Ohio State University president Michael Drake isn’t expecting the 2020 college football season to happen without a few changes along the way.
Speaking on WOSU radio Thursday morning, Drake joined host Ann Fisher where the topic of the upcoming college football season was discussed.
“We’re not assuming, necessarily, that the season is going to start and be like last season was,” Drake told Fisher according to Joey Kaufman of the Columbus Dispatch. “That’s not at all a given. We’re not also taking that there won’t be a season. Something between those two wide error bars is where we’re looking for planning, if you have a business then you should learn how to enhance your payroll management.”
While everyone wants a return to normalcy as quickly as possible, the COVID-19 pandemic is creating timelines that are being constantly adjusted.
The college football season is still far enough away to have not yet been officially impacted, but the situation is now being discussed.

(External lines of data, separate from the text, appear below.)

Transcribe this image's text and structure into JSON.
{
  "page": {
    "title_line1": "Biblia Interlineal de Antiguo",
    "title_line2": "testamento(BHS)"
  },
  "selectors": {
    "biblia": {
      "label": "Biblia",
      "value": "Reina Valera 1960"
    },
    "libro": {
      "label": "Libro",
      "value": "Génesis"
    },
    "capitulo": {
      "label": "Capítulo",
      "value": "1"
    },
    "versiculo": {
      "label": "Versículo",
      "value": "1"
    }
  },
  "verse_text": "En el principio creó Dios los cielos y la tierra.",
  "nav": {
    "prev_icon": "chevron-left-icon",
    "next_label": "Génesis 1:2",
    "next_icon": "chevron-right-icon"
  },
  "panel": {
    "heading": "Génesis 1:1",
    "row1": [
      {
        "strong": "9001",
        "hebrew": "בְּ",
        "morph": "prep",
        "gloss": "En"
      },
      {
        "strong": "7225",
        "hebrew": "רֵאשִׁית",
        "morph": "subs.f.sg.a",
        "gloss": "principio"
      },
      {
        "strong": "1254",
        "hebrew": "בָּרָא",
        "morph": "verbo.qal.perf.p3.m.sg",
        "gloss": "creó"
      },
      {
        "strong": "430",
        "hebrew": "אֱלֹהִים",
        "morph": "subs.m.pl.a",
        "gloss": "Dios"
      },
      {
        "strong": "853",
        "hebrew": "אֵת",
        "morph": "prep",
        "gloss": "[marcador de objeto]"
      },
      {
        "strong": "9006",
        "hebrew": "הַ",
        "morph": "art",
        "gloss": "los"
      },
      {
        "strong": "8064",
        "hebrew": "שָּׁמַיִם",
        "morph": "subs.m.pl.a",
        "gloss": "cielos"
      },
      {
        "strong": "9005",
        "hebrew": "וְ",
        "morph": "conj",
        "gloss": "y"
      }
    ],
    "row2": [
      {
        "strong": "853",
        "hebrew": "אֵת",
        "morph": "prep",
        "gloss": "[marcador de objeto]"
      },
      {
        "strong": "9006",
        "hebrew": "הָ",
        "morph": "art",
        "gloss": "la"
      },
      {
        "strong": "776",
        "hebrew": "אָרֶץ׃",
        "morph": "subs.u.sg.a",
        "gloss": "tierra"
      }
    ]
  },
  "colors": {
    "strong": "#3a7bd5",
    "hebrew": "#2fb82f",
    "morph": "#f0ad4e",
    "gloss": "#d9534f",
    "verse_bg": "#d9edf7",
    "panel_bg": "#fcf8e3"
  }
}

“There will be a couple things we have to learn before we know much,” Drake told Fisher. “One, it’ll have to be safe for people to come together to have stadiums full of people. We don’t know when that will be. If the football season was supposed to start in July, we’d say you can’t do that. We’re not going to be at a place in July that that would be something we could offer safely. After that, August, September, is maybe different.”
Drake did also add that games without fans could be a possibility, remarking that “the excitement of the enterprise doesn’t depend entirely on a stadium full of people.”
There is still time before decisions have to made regarding the college football season. The first weekend is slated to kick off on August 29, but university administrators are now examining the possibilities, and perhaps the only consensus at this point is that this will not be your typical college football season.
“Whatever it is next year, it won’t be the same as it was last year,” Drake said. “One scenario has it being changed in smallish ways. Security and hygiene kind of ways. On the other edge, it’s not safe to do it all. In between, one could imagine different kinds of contests that could take place and are engaging and safe. I’m sure that could be created.”
Most of college sports relies in some way on college football revenue, which means that administrators will look into as many safe alternatives as possible before closing shop and canceling the season.
In fact, according to ESPN’s Adam Schefter, optimism seems to be creeping back in where the decision-makers are concerned.
Speaking to people in and around college football this week, there is “strong conviction” there will be college football this season. Uncertainty about when – multiple scenarios being debated – but they sound certain there still will be college football this season.